Frauke Röser a toutefois voulu marquer cet anniversaire en publiant un rapport optimiste qui présente cinq améliorations. L'experte allemande en politique climatique, et cofondatrice du New Climate Institute, explique l'importance de leur influence sur la crise.

Pourquoi avoir rédigé ce compte-rendu «optimiste» sur le climat?
Frauke Röser: Je travaille depuis plus de 20 ans dans le domaine. Et tôt ou tard, la plupart des scientifiques de ce milieu arrivent à se demander: «Qu'est-ce que je fais ici? Mon travail en vaut-il la peine? Notre société progresse-t-elle dans la lutte contre le changement climatique?» C'est pourquoi j'aime dire que ce rapport cherche à assouvir un besoin «thérapeutique».

Vous l'avez donc principalement rédigé pour vous-même?
Bien sûr que non, pas uniquement pour moi. Mais oui, j'avais bien besoin d'un peu d'optimisme, comme beaucoup de monde. Mais nous voulions aussi montrer à ceux qui s'engagent à toutes sortes de niveaux pour la protection du climat que leurs efforts n'ont pas été vains.
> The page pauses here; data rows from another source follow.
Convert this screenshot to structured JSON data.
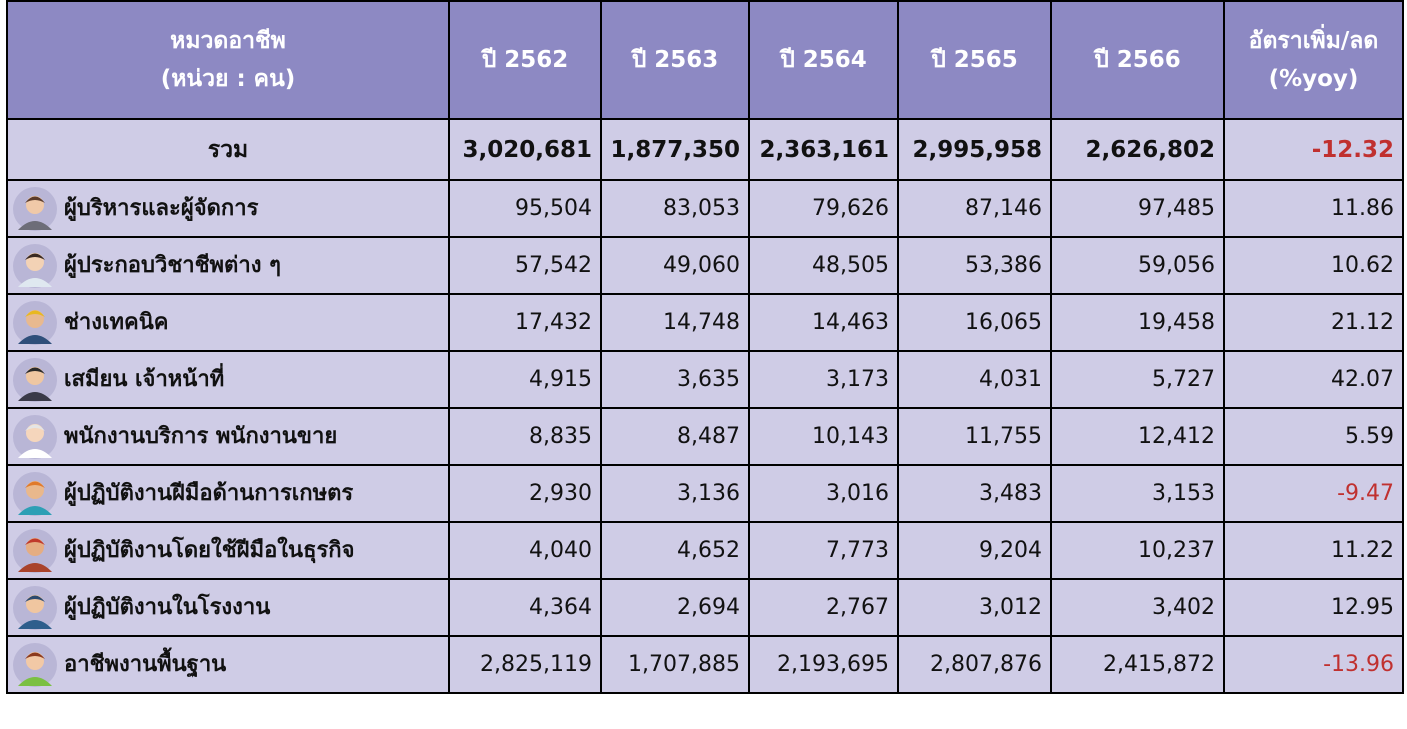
{
  "table": {
    "header": [
      [
        "หมวดอาชีพ",
        "(หน่วย : คน)"
      ],
      [
        "ปี 2562"
      ],
      [
        "ปี 2563"
      ],
      [
        "ปี 2564"
      ],
      [
        "ปี 2565"
      ],
      [
        "ปี 2566"
      ],
      [
        "อัตราเพิ่ม/ลด",
        "(%yoy)"
      ]
    ],
    "total": [
      "รวม",
      "3,020,681",
      "1,877,350",
      "2,363,161",
      "2,995,958",
      "2,626,802",
      "-12.32"
    ],
    "rows": [
      [
        "ผู้บริหารและผู้จัดการ",
        "95,504",
        "83,053",
        "79,626",
        "87,146",
        "97,485",
        "11.86"
      ],
      [
        "ผู้ประกอบวิชาชีพต่าง ๆ",
        "57,542",
        "49,060",
        "48,505",
        "53,386",
        "59,056",
        "10.62"
      ],
      [
        "ช่างเทคนิค",
        "17,432",
        "14,748",
        "14,463",
        "16,065",
        "19,458",
        "21.12"
      ],
      [
        "เสมียน เจ้าหน้าที่",
        "4,915",
        "3,635",
        "3,173",
        "4,031",
        "5,727",
        "42.07"
      ],
      [
        "พนักงานบริการ พนักงานขาย",
        "8,835",
        "8,487",
        "10,143",
        "11,755",
        "12,412",
        "5.59"
      ],
      [
        "ผู้ปฏิบัติงานฝีมือด้านการเกษตร",
        "2,930",
        "3,136",
        "3,016",
        "3,483",
        "3,153",
        "-9.47"
      ],
      [
        "ผู้ปฏิบัติงานโดยใช้ฝีมือในธุรกิจ",
        "4,040",
        "4,652",
        "7,773",
        "9,204",
        "10,237",
        "11.22"
      ],
      [
        "ผู้ปฏิบัติงานในโรงงาน",
        "4,364",
        "2,694",
        "2,767",
        "3,012",
        "3,402",
        "12.95"
      ],
      [
        "อาชีพงานพื้นฐาน",
        "2,825,119",
        "1,707,885",
        "2,193,695",
        "2,807,876",
        "2,415,872",
        "-13.96"
      ]
    ]
  }
}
«Nous avons cherché à contrer les gros titres négatifs dont on est bombardés au quotidien»
Cinq évolutions positives:
1. La prise de conscience et les actions civiles en matière de changement climatique ont augmenté au sein d'une grande partie de la population et dans le monde entier.
2. Tous les secteurs sociaux et économiques concernés mènent désormais une politique climatique. L'ensemble des pays de l'économie mondiale avoue la nécessité de réduire les émissions à zéro.
3. Sous la pression sociale, investisseurs et entreprises se sentent de plus en plus obligés de reconnaître que la crise climatique constitue une menace pour leurs modèles d'affaires et leurs portefeuilles d'investissement.
4. L'abandon des combustibles fossiles fait aujourd'hui l'unanimité. Ce qui reste à définir: le calendrier. Les énergies renouvelables sont l'avenir, et la politique et l'économie commencent à le comprendre.
5. Les acteurs de tous les secteurs commencent à reconnaître l'importance capitale de l'électrification et à agir en conséquence.
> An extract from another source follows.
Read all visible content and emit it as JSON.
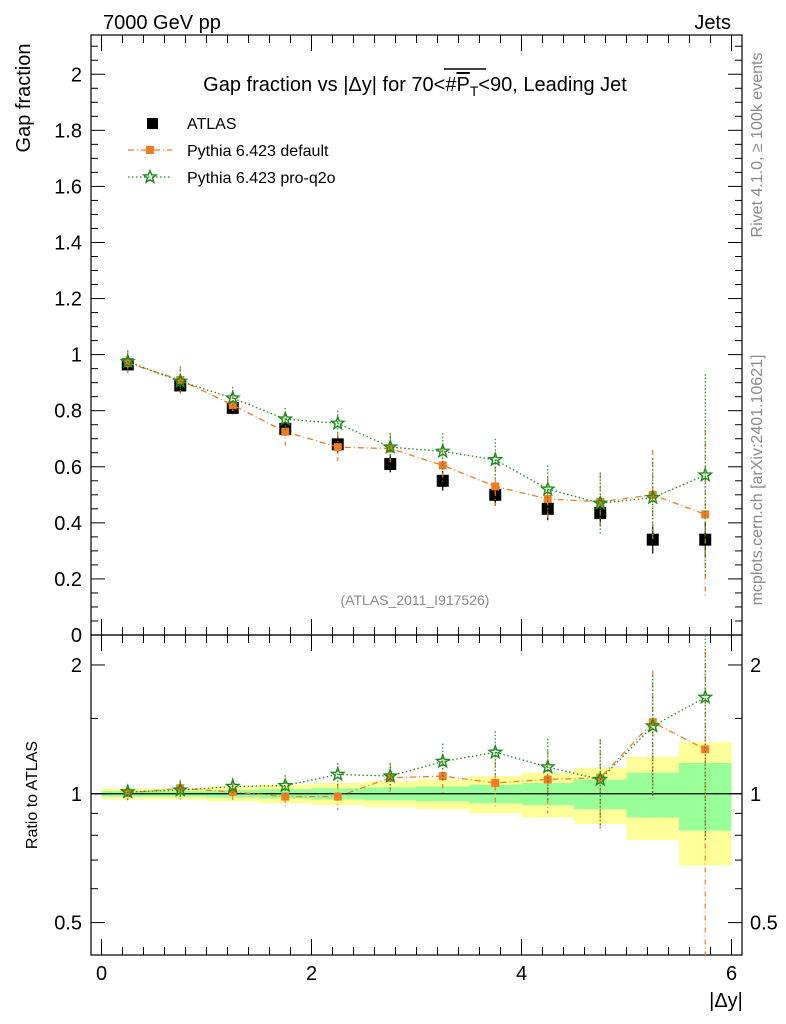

Nous le constatons également dans nos propres statistiques: les articles sur le changement climatique intéressent de moins en moins. Beaucoup de gens en ont assez des nouvelles pessimistes, de la panique liée à cette question.
Tout à fait d'accord avec vous. J'espère donc que notre travail redonnera un peu de courage et montrera qu'abandonner n'est pas une option. Car je pense que le plus dangereux, c'est quand les gens se résignent. Quand ils pensent qu'ils ne peuvent plus rien faire contre le changement climatique. Car ce n'est pas vrai.

Les résultats vous ont-ils vous-même surprise?
Bien qu'on sache déjà beaucoup de choses en théorie, deux points m'ont tout de même surprise, oui. Tout d'abord, les prévisions concernant les émissions mondiales. Pour la première fois, on ne table plus sur une hausse constante des émissions mondiales, mais sur un aplatissement de la courbe. Et dans les pays du G20, la courbe commence même à descendre, pour la première fois.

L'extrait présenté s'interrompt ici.